非常に面白い試合で、これはベイトソン、マスード両名を知らなくても十分に楽しめる試合です。Youtubeに上がれば、是非見てもらいたいものです。
スーパーバンタム級という階級から、もしかしたら日本人ボクサーとの絡みも見られるかもしれないシャバズ・マスード、ジャック・ベイトソン。ともに素晴らしいボクサーなので、覚えておいて損はないかもしれません。
IBF世界フライ級タイトルマッチ
サニー・エドワーズ(イギリス)18勝(4KO)無敗
vs
フェリックス・アルバラード(ニカラグア)38勝(33KO)2敗
初回、グイグイと出ていくのはアルバラード。惜しげもなく右オーバーハンドを振るい、プレスをかけます。エドワーズは落ち着いたもので、早々に右へ左へと動きジャブからストレート、フック。右構えとも左構えともいえない状態からのコンビネーションは、意外と力強さがあります。
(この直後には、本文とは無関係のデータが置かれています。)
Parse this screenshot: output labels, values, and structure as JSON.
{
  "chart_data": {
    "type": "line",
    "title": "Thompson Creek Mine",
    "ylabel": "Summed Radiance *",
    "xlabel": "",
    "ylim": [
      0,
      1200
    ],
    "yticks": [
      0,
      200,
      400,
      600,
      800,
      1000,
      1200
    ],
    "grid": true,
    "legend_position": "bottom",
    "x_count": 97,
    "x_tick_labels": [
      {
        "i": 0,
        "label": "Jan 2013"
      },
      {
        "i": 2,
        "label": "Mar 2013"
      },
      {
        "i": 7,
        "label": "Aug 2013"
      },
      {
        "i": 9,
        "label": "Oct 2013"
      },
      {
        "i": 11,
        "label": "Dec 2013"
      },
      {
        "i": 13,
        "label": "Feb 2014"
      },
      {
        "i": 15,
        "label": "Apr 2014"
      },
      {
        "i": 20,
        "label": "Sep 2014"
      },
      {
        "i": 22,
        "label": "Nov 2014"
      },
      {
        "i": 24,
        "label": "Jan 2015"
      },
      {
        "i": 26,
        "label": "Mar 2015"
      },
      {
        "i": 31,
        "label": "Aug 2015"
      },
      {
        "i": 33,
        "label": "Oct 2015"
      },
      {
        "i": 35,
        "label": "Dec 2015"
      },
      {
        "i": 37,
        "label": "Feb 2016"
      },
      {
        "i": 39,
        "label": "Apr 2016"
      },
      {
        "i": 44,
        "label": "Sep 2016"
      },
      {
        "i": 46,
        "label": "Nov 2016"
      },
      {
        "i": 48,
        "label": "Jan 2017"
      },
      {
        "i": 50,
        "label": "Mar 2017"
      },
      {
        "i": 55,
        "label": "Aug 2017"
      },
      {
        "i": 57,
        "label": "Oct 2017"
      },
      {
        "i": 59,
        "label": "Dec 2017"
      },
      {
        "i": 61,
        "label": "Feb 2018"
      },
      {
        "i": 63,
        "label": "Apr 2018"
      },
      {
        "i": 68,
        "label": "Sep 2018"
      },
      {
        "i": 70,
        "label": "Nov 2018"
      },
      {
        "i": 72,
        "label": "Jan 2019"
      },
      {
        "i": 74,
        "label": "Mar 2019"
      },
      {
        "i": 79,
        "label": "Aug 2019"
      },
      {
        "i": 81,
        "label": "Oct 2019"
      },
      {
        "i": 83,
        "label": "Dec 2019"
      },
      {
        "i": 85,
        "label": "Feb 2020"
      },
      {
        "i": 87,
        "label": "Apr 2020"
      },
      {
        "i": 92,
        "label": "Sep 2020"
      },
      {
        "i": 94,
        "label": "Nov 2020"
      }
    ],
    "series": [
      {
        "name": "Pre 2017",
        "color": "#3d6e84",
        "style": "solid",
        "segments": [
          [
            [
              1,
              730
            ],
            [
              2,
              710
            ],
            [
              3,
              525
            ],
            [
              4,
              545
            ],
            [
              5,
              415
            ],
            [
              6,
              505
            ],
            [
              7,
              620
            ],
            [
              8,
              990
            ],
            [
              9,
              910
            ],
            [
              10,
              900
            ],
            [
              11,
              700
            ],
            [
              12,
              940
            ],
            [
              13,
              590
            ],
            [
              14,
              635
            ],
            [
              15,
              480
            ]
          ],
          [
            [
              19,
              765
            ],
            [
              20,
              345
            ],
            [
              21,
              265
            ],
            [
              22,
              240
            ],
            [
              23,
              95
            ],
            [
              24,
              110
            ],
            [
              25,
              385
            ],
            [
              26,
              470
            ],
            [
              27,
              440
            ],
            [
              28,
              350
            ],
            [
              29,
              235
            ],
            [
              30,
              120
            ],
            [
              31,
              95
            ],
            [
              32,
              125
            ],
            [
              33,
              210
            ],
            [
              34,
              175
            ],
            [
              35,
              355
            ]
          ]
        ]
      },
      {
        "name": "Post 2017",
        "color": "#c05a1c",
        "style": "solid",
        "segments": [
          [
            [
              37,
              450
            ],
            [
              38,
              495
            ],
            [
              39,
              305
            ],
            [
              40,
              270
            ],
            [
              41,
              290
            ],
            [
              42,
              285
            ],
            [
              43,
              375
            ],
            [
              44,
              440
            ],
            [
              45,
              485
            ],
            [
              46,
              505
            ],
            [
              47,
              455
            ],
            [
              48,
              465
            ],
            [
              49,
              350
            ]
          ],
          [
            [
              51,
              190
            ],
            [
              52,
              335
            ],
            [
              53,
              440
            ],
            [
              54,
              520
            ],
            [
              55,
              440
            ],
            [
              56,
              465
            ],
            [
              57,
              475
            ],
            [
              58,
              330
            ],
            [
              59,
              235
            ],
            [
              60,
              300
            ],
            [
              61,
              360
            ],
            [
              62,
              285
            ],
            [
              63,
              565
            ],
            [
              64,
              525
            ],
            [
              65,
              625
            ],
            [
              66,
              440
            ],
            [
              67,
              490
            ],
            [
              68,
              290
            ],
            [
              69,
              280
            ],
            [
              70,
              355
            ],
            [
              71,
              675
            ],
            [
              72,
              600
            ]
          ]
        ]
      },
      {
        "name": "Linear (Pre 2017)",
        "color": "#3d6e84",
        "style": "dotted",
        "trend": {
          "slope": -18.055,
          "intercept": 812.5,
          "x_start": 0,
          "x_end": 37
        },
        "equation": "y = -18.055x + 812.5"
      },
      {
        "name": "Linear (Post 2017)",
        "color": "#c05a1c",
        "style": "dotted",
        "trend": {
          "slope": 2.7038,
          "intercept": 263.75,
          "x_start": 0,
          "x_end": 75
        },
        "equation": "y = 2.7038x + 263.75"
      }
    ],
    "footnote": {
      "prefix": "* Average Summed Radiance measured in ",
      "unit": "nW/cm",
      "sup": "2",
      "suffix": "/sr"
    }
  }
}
アルバラードはこのラウンドではまだ捕まえる事はできませんが、この強いプレスはおそらく後半に活きてくるものでしょう。
2R。初回は両者ともにやや固さもあったか、アルバラードが前ラウンドよりも鋭いプレスをかけ、それをうわまわるステップワークでエドワーズがエスケープ。
アルバラードはガードを固めて頭を振って前進、力強い左右のフックを振るいます。この打ち終わりにエドワーズのカウンター、もしくは、アルバラードが止まった瞬間にエドワーズのコンビネーション。
アルバラードが常に攻めて、エドワーズが交わしながらカウンターを狙う、この構図はきっとこの先も変わらない筈です。
ここまで、エドワーズの的確なカウンターが勝っていると思います。
3R、揉み合いの展開が増えます。アルバラードが攻めた時、エドワーズがクリンチに行って起こるものですが、このクリンチの際に手を出したいアルバラード。
4R、早々にアルバラードの右クロスがヒット、直後、エドワーズもフックをリターン。こういう場面が得っっこうあって、アルバラードのパンチも稀にヒットはするものの、エドワーズは必ずリターン。臆する素振りも見せませんが、このエドワーズはもしかして打たれ強さも有しているのかもしれません。
中盤に近い距離でサイドステップを使ってパンチを打ち込んだエドワーズは、アルバラードの猛攻をかわしてラウンドを終えます。
5Rも同様。エドワーズは躱しながらのカウンターが非常に得意で、そのパンチの見切りたるや本当に素晴らしい。すんでのところで躱しています。
規則的にも見える動きですが、その実は不規則で、左から攻めれば右が当たらない位置にかわされ、右から攻めれば左の追撃が当たらない位置までかわされてしまうので、アルバラードは打つ手なし。仮に1発目が届いたとしても、2発目を当てられる道理がなく、しかもそもそも1発目を当てるのは非常に困難。
6R、変わらず強いプレスをかけるアルバラードですが、さすがに疲労も出てきたか。もしくは温存か、追いかけはするものの手数は減っています。アルバラードのセコンドでしょう、「BODY BODY BODY」と非常にリズミカルな、掛け声にも似た指示がとんでいます。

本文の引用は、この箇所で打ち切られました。